I am retrieving data files from a FTP server in a loop with the following code:

   response = urllib.request.urlopen(url)
    data = response.read()
    response.close()
    compressed_file = io.BytesIO(data)
    gin = gzip.GzipFile(fileobj=compressed_file)

Retrieving and processing the first few works fine, but after a few request I am getting the following error:

    530 Maximum number of connections exceeded.

I tried closing the connection (see code above) and using a sleep() timer, but this both did not work. What is it I am doing wrong here?

Gilbert
  • 177
  • 2
  • 12
  • Did just try contextlib.closing() suggested in http://stackoverflow.com/questions/1522636/should-i-call-close-after-urllib-urlopen by @Alex Martelli This did not work .. – Gilbert May 27 '16 at 22:32
  • How many connections are you actually opening? Do you really need that many? – tripleee May 27 '16 at 22:50
  • Does the server impose any limits on the amount of connections you can make in a specific time interval? – noisypixy May 27 '16 at 23:13
  • I dont know how many connections are allowed. This is the server: ftp://ftp.ncdc.noaa.gov/pub/data/noaa/2014/ Could I reuse a connection? – Gilbert May 28 '16 at 05:46

2 Answers2

2

Trying to make urllib do FTP properly makes my brain hurt. By default, it creates a new connection for each file, apparently without really properly ensuring the connections close. ftplib is more appropriate I think.

Since I happen to be working on the same data you are(were)... Here is a very specific answer decompressing the .gz files and passing them into ish_parser (https://github.com/haydenth/ish_parser). I think it is also clear enough to serve as a general answer.

import ftplib
import io
import gzip
import ish_parser # from: https://github.com/haydenth/ish_parser

ftp_host = "ftp.ncdc.noaa.gov"
parser = ish_parser.ish_parser()

# identifies what data to get
USAF_ID = '722950'
WBAN_ID = '23174'
YEARS = range(1975, 1980)

with ftplib.FTP(host=ftp_host) as ftpconn:
    ftpconn.login()

    for year in YEARS:
        ftp_file = "pub/data/noaa/{YEAR}/{USAF}-{WBAN}-{YEAR}.gz".format(USAF=USAF_ID, WBAN=WBAN_ID, YEAR=year)
        print(ftp_file)

        # read the whole file and save it to a BytesIO (stream)
        response = io.BytesIO()
        try:
            ftpconn.retrbinary('RETR '+ftp_file, response.write)
        except ftplib.error_perm as err:
            if str(err).startswith('550 '):
                print('ERROR:', err)
            else:
                raise

        # decompress and parse each line 
        response.seek(0) # jump back to the beginning of the stream
        with gzip.open(response, mode='rb') as gzstream:
            for line in gzstream:
                parser.loads(line.decode('latin-1'))

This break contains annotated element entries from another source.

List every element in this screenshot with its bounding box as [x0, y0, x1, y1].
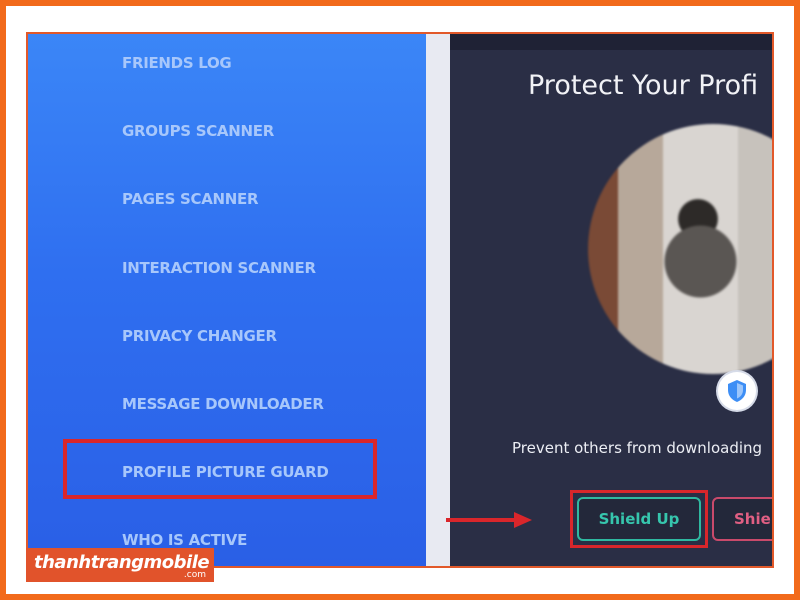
sidebar-item-pages-scanner[interactable]: PAGES SCANNER [122, 190, 259, 208]
sidebar-item-message-downloader[interactable]: MESSAGE DOWNLOADER [122, 395, 324, 413]
panel-top-bar [450, 34, 772, 50]
shield-down-button[interactable]: Shiel [712, 497, 772, 541]
page-title: Protect Your Profi [528, 70, 759, 101]
panel-divider [426, 34, 450, 566]
sidebar-item-privacy-changer[interactable]: PRIVACY CHANGER [122, 327, 277, 345]
screenshot-area: FRIENDS LOG GROUPS SCANNER PAGES SCANNER… [26, 32, 774, 568]
arrow-right-icon [446, 512, 532, 528]
sidebar-item-friends-log[interactable]: FRIENDS LOG [122, 54, 232, 72]
sidebar: FRIENDS LOG GROUPS SCANNER PAGES SCANNER… [28, 34, 426, 566]
profile-guard-panel: Protect Your Profi Prevent others from d… [450, 34, 772, 566]
watermark-logo: thanhtrangmobile .com [26, 548, 214, 582]
sidebar-item-who-is-active[interactable]: WHO IS ACTIVE [122, 531, 247, 549]
sidebar-item-interaction-scanner[interactable]: INTERACTION SCANNER [122, 259, 316, 277]
shield-up-button[interactable]: Shield Up [577, 497, 701, 541]
highlight-box-profile-picture-guard [63, 439, 377, 499]
profile-picture [588, 124, 772, 374]
shield-icon [718, 372, 756, 410]
watermark-brand: thanhtrangmobile [34, 552, 210, 573]
description-text: Prevent others from downloading [512, 439, 763, 457]
watermark-suffix: .com [183, 570, 206, 580]
sidebar-item-groups-scanner[interactable]: GROUPS SCANNER [122, 122, 274, 140]
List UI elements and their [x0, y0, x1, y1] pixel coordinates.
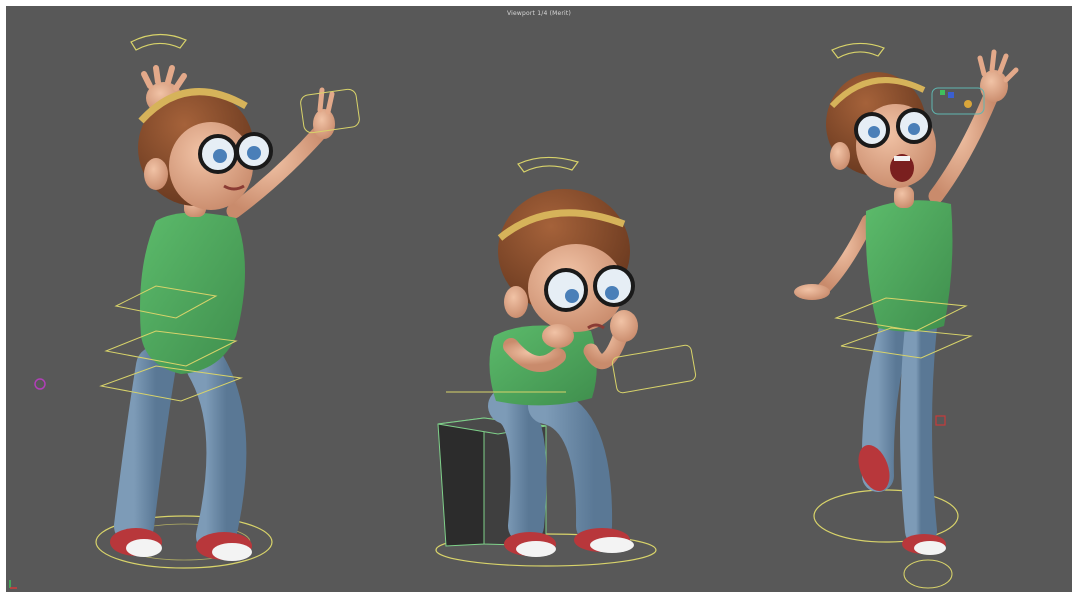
face-control-knob[interactable]: [940, 90, 945, 95]
translate-control-icon[interactable]: [130, 33, 187, 51]
character-2[interactable]: [435, 156, 697, 567]
shoe-toe: [914, 541, 946, 555]
hand-ik-control[interactable]: [611, 344, 697, 394]
viewport-3d[interactable]: Viewport 1/4 (Merit): [6, 6, 1072, 592]
character-3[interactable]: [794, 42, 1019, 589]
shoe-toe: [212, 543, 252, 561]
face-control-knob[interactable]: [948, 92, 954, 98]
shoe-toe: [126, 539, 162, 557]
leg: [900, 310, 937, 547]
pole-vector-control[interactable]: [34, 378, 46, 390]
neck: [894, 186, 914, 208]
face-control-panel[interactable]: [931, 87, 985, 115]
teeth: [894, 156, 910, 161]
hand-icon: [977, 49, 1019, 102]
leg: [114, 346, 176, 546]
shirt: [865, 200, 953, 332]
translate-control-icon[interactable]: [517, 156, 579, 173]
leg: [186, 346, 247, 556]
hand-icon: [610, 310, 638, 342]
hand-icon: [542, 324, 574, 348]
foot-control[interactable]: [903, 559, 953, 589]
translate-control-icon[interactable]: [831, 42, 885, 59]
arm: [817, 214, 875, 295]
scene-canvas[interactable]: [6, 6, 1072, 592]
hand-icon: [794, 284, 830, 300]
knee-pole-control[interactable]: [935, 415, 946, 426]
character-1[interactable]: [34, 33, 360, 569]
shoe-toe: [516, 541, 556, 557]
shoe-toe: [590, 537, 634, 553]
leg: [528, 388, 613, 544]
face-control-knob[interactable]: [964, 100, 972, 108]
shirt: [140, 212, 245, 374]
axis-gizmo-icon: [9, 580, 17, 589]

This does read the whole file into memory, which could probably be avoided using some clever wrappers and/or yield or something... but works fine for a year's worth of hourly weather observations.

travc
  • 1,788
  • 1
  • 18
  • 9
0

Probably a pretty nasty workaround, but this worked for me. I made a script (here called test.py) which does the request (see code above). The code below is used in the loop I mentioned and calls test.py

from subprocess import call
with open('log.txt', 'a') as f: call(['python', 'test.py', args[0], args[1]], stdout=f)

Gilbert
  • 177
  • 2
  • 12